Zoltan Keresztes a du avoir pour la Piatra Altarului une affection toute particulière : on ne lui connaît pas d'autre projet d'escalade. En revanche, il aurait réalisé ensuite de nouveau quatre autres ascensions, toujours seul et en usant des mêmes moyens rudimentaires, jusqu'à un âge assez avancé, avant de s'éteindre paisiblement dans sa maison de Joseni en 1993. Aujourd'hui encore, il est reconnu comme le véritable héros de l'ascension de l'Oltarkő.

Après-guerre, les drapeaux laissent la place aux symboles. La Transylvanie est rendue à la Roumanie mais une éphémère "collectivité autonome magyare" est créée, la ville de Brașov est provisoirement rebaptisée Orașul Stalin. Le changement de régime va imposer la descente du drapeau. En 1954, pour le dixième anniversaire du régime, on y monte une étoile rouge de sept mètres d'envergure, fabriquée dans une aciérie de la ville de Târgu Mureș (Marosvásárhely) . Elle y restera jusqu'à la chute du régime communiste. C'est en 1995 qu'une équipe de secouristes en montagne de Gheorgheni (Gyergyoszentmiklos) y monte en un temps record la croix (gréco-catholique) que l'on y voit actuellement. Nouveau régime, retour aux pratiques religieuses ? Sans doute mais pas seulement, l'idée était aussi de rappeler et d'affirmer que la Piatra se situe au confins du Székelyföld (le pays Sicule).

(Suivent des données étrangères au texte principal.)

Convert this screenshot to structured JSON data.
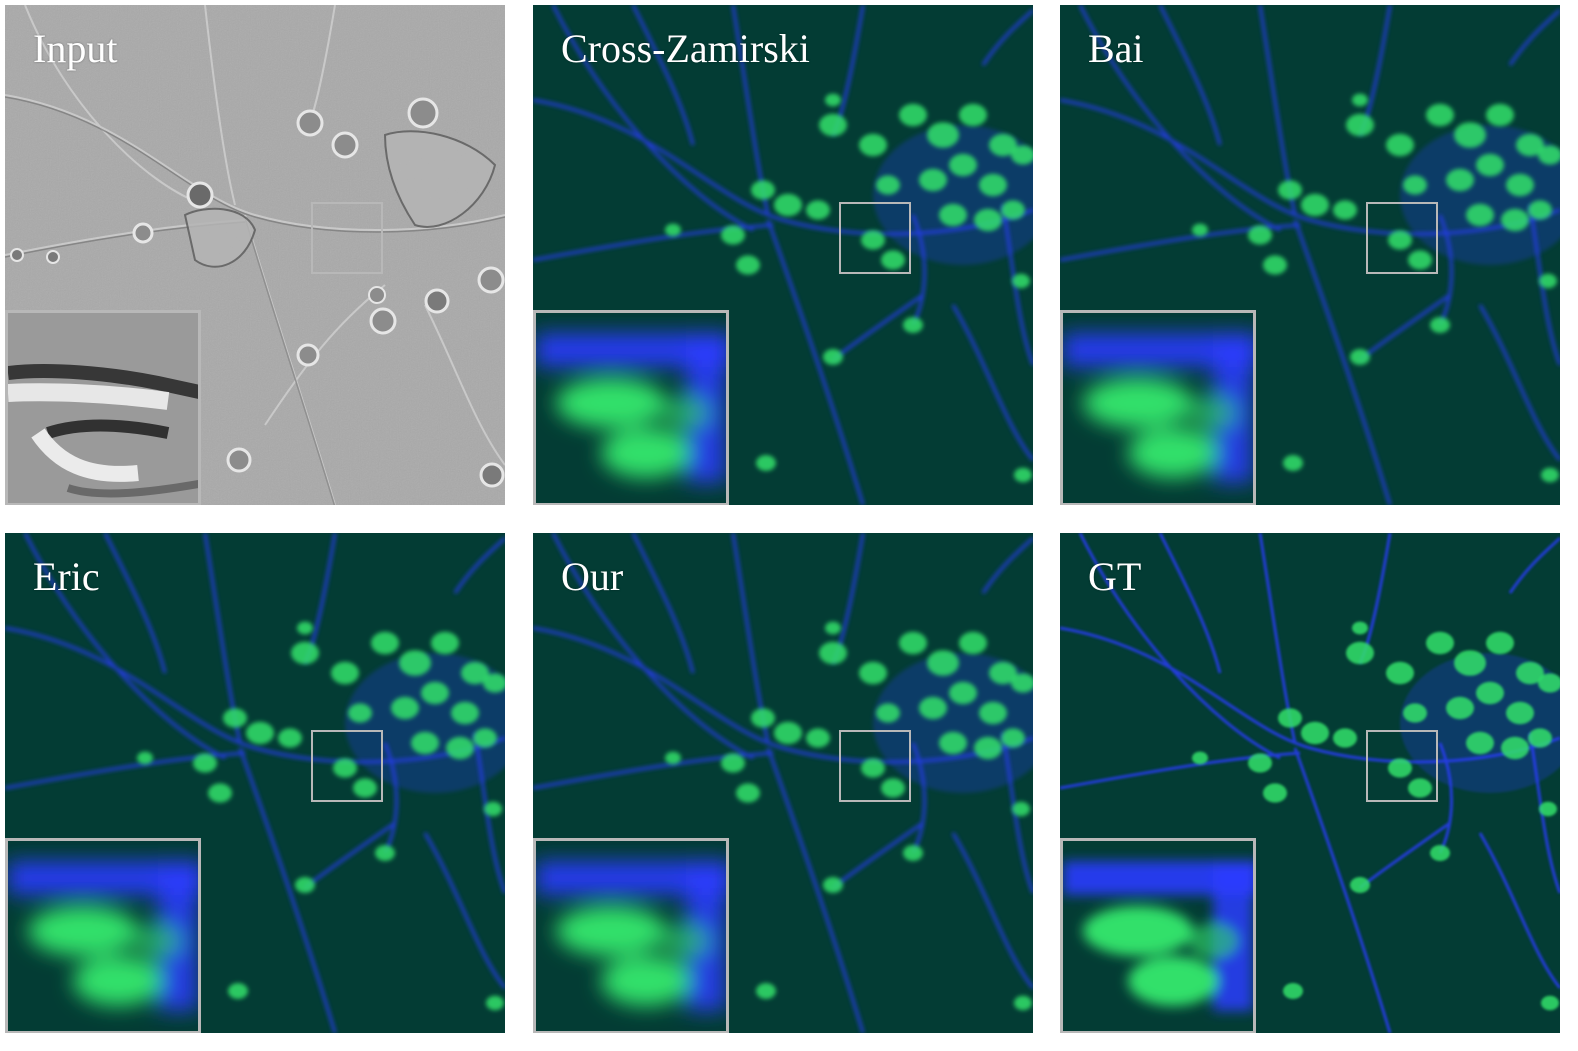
{
  "figure": {
    "panels": [
      {
        "id": "input",
        "label": "Input",
        "style": "dic"
      },
      {
        "id": "cross-zamirski",
        "label": "Cross-Zamirski",
        "style": "fluorescence"
      },
      {
        "id": "bai",
        "label": "Bai",
        "style": "fluorescence"
      },
      {
        "id": "eric",
        "label": "Eric",
        "style": "fluorescence"
      },
      {
        "id": "our",
        "label": "Our",
        "style": "fluorescence"
      },
      {
        "id": "gt",
        "label": "GT",
        "style": "fluorescence"
      }
    ],
    "colors": {
      "fluor_background": "#033c34",
      "neurite_blue": "#2a3cff",
      "nucleus_green": "#31e06a",
      "dic_background": "#a9a9a9",
      "box_gray": "#b8b8b8"
    }
  }
}
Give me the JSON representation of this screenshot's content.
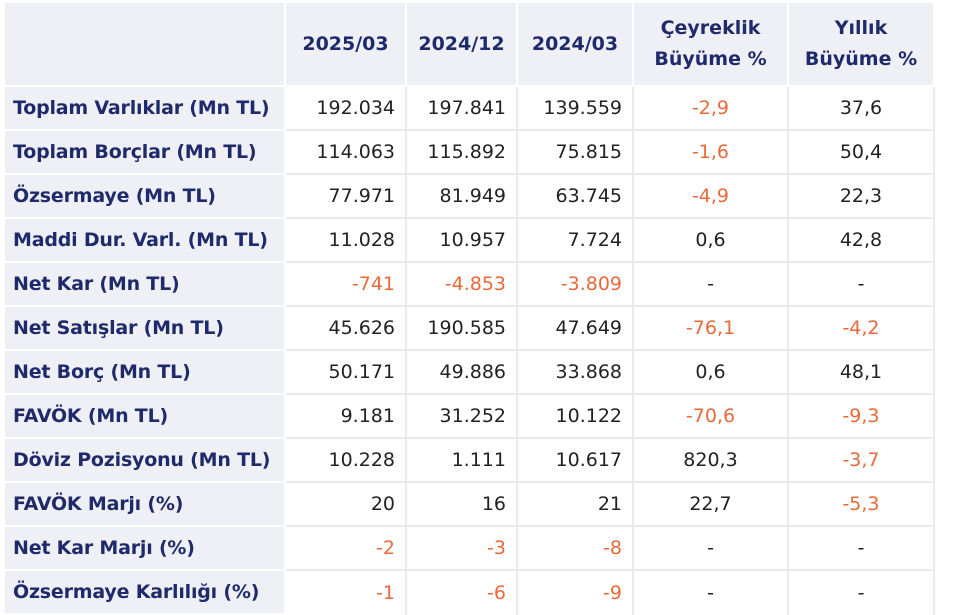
{
  "colors": {
    "header_text": "#1f2a6b",
    "header_bg": "#eff0f5",
    "negative": "#e8693a",
    "text": "#222222"
  },
  "headers": {
    "c1": "2025/03",
    "c2": "2024/12",
    "c3": "2024/03",
    "c4_line1": "Çeyreklik",
    "c4_line2": "Büyüme %",
    "c5_line1": "Yıllık",
    "c5_line2": "Büyüme %"
  },
  "rows": [
    {
      "label": "Toplam Varlıklar (Mn TL)",
      "c1": "192.034",
      "c2": "197.841",
      "c3": "139.559",
      "c4": "-2,9",
      "c5": "37,6"
    },
    {
      "label": "Toplam Borçlar (Mn TL)",
      "c1": "114.063",
      "c2": "115.892",
      "c3": "75.815",
      "c4": "-1,6",
      "c5": "50,4"
    },
    {
      "label": "Özsermaye (Mn TL)",
      "c1": "77.971",
      "c2": "81.949",
      "c3": "63.745",
      "c4": "-4,9",
      "c5": "22,3"
    },
    {
      "label": "Maddi Dur. Varl. (Mn TL)",
      "c1": "11.028",
      "c2": "10.957",
      "c3": "7.724",
      "c4": "0,6",
      "c5": "42,8"
    },
    {
      "label": "Net Kar (Mn TL)",
      "c1": "-741",
      "c2": "-4.853",
      "c3": "-3.809",
      "c4": "-",
      "c5": "-"
    },
    {
      "label": "Net Satışlar (Mn TL)",
      "c1": "45.626",
      "c2": "190.585",
      "c3": "47.649",
      "c4": "-76,1",
      "c5": "-4,2"
    },
    {
      "label": "Net Borç (Mn TL)",
      "c1": "50.171",
      "c2": "49.886",
      "c3": "33.868",
      "c4": "0,6",
      "c5": "48,1"
    },
    {
      "label": "FAVÖK (Mn TL)",
      "c1": "9.181",
      "c2": "31.252",
      "c3": "10.122",
      "c4": "-70,6",
      "c5": "-9,3"
    },
    {
      "label": "Döviz Pozisyonu (Mn TL)",
      "c1": "10.228",
      "c2": "1.111",
      "c3": "10.617",
      "c4": "820,3",
      "c5": "-3,7"
    },
    {
      "label": "FAVÖK Marjı (%)",
      "c1": "20",
      "c2": "16",
      "c3": "21",
      "c4": "22,7",
      "c5": "-5,3"
    },
    {
      "label": "Net Kar Marjı (%)",
      "c1": "-2",
      "c2": "-3",
      "c3": "-8",
      "c4": "-",
      "c5": "-"
    },
    {
      "label": "Özsermaye Karlılığı (%)",
      "c1": "-1",
      "c2": "-6",
      "c3": "-9",
      "c4": "-",
      "c5": "-"
    }
  ]
}
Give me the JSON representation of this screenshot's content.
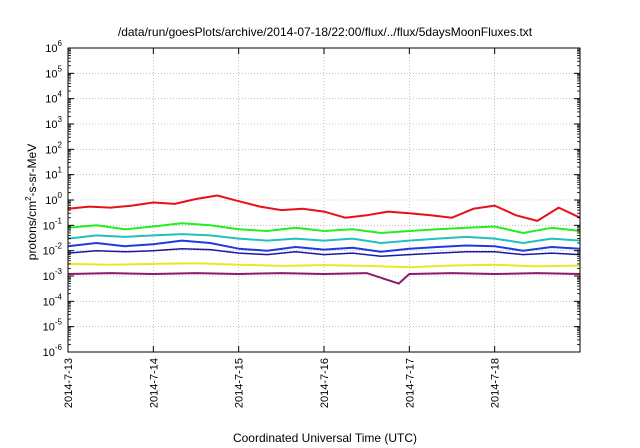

Au pied de la croix, on trouve une boite dans laquelle est installé un cahier, invitant les ascensionnistes à raconter leur voie, invitation au partage qui fait quelque peu oublier les veines querelles…

Les voies d'ascension

Elles sont plus ou moins valorisées de nos jours, certaines sont abandonnées.

Face Nord-Est
-Traseul Clasic/Klasszikus út (D), c'est la voie originale, ouverte en 1934. Elle ne sert plus aujourd'hui qu'à la descente.
-Traseul Honvezilor/Honvédek út (D), ouverte en 1942 par l'armée Hongroise. Jugée dépourvue d'intérêt, elle est totalement abandonnée de nos jours.

Face Ouest
- Fisura Petriu/Petriu Repedés (D+), a peu près abandonnée, ouverte en 1948, l'ouvreur Puiu Petriu a tragiquement disparu lors de la première, elle n'a été achevée qu'en 1953.
-Pilierul Nord Vestic/Északnyugati-Pillér (TD), belle voie sauvage, située à l'écart des routes et des sentiers, peu fréquentée, ouverte en 1978.
-Umbra muchei/Az él árnyéka (TD+) Voie moderne ouverte en 1987, tangente à la face Sud-Est, exigeante et relativement bien équipée.

Face Sud-Est
C'est la face la plus fréquentée. Ce qui n'est pas étonnant si on considère que c'est cette face qui s'offre au visiteur et qui, de fait, frappe les esprits…
-Creasta estica/Keleti gerinc (D) ouverte en 1952, c'est désormais la voie classique d'ascension, on lui connaît aujourd'hui quelques variantes.
-Traseul vânătorilor de munte/ Hegyivadászok út (D+/TD-) autre voie classique ouverte en 1965 évoluant elle sur la partie la plus à l'Ouest de la face.
-Traseul Requiem/Rekviem út (TD+) voie moderne ouverte en 1993, évoluant en pleine face et bien équipée.

Précisions, topos et infos disponibles sur le site Roclimbs ainsi que sur le site de la Salvamont Harghita
L'historique est tiré de deux articles (en Hongrois) de Ferenc Wild, dont le principal est issu du topo "alpinisme rocheux dans les Cheile Bicaz".